The Puccios are a seemingly respectable Buenos Aires family living comfortably in an Argentina of the 1980s under the dictatorship of the military junta.
But, like the country itself, respectability is only skin deep – patriarch Arquimedes (a menacing performance from Guillermo Francella – The Secret in Their Eyes, Rudo & Cursi) heads a criminal gang of kidnappers and extortionists made up predominantly of his family.
It’s all based on a true story and the source material is rich in detail and potential – but sadly any lack of suspense is lost as director Pablo Trapero (Carancho, Lion’s Den) choses a matter-of-fact, somewhat dull approach. Disappointing.
Intense, challenging, absorbing and shot in black and white: Embrace of the Serpent is no easy ride.
Two European scientists, forty years apart, are helped by the Amazonian shaman Karamakate to find a sacred healing plant. The two journeys are interwoven as we experience the changes along the river banks of the Amazon: the destruction of the indigenous way of life through the colonialist incursions of the rubber barons and catholic church.

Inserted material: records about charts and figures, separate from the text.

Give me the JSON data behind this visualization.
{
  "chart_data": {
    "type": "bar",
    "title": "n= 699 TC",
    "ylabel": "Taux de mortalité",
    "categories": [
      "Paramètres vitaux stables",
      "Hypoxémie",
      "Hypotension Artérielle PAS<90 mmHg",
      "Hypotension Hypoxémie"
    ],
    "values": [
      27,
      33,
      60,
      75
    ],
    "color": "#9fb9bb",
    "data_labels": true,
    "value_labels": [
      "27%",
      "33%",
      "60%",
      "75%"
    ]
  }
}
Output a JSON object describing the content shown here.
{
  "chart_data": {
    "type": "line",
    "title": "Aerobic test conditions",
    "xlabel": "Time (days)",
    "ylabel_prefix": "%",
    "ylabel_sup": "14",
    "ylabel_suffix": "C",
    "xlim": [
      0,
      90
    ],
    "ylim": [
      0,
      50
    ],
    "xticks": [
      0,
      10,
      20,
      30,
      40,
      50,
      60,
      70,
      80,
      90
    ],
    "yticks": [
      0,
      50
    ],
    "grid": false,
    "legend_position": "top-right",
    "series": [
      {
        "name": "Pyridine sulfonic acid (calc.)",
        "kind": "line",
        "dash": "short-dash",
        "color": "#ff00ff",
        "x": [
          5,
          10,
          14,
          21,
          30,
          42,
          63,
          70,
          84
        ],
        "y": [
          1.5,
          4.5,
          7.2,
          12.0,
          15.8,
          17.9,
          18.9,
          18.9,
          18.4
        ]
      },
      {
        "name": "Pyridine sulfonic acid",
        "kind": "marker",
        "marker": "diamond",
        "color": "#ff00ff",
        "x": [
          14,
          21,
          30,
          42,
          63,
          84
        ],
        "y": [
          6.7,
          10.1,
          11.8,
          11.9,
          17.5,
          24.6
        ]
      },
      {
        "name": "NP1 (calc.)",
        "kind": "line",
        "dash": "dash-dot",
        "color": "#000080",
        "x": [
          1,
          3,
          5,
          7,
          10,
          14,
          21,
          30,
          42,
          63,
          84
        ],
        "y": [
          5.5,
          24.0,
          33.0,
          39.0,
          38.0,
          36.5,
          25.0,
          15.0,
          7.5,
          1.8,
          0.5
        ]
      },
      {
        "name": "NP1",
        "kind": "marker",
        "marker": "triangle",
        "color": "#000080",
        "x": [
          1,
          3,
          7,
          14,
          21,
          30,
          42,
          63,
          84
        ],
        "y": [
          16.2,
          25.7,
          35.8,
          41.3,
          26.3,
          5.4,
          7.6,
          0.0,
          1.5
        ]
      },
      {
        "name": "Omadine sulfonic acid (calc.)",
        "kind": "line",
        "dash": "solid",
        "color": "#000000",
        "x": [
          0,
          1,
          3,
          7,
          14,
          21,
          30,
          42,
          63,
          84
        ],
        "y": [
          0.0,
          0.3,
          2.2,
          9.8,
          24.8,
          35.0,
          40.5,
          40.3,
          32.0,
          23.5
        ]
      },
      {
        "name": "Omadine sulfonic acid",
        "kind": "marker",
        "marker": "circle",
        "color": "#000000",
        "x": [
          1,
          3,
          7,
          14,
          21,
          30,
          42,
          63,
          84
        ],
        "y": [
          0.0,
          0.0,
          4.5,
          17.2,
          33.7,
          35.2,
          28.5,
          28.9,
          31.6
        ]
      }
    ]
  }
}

It may be a touch too long at just over two hours, but it’s a heartfelt, stately journey from Colombian writer/director Ciro Guerra (The Wind Journeys, Wandering Shadows) based on the diaries of the two scientists.
Six subversive tragi-comic unconnected tales of revenge – exhilarating filmmaking that is, at times, genuinely funny. But, like reading a book of short stories, it left me suspended and a tad dissatisfied – little depth or character development. Crammed into two hours, the tales are brief – and a little relentless (maybe one too many?).
But its anarchic humour, albeit verging on the sick, is laugh-out-loud, described perfectly by one critic as a mix of Almodovar (the producer) and Tarantino.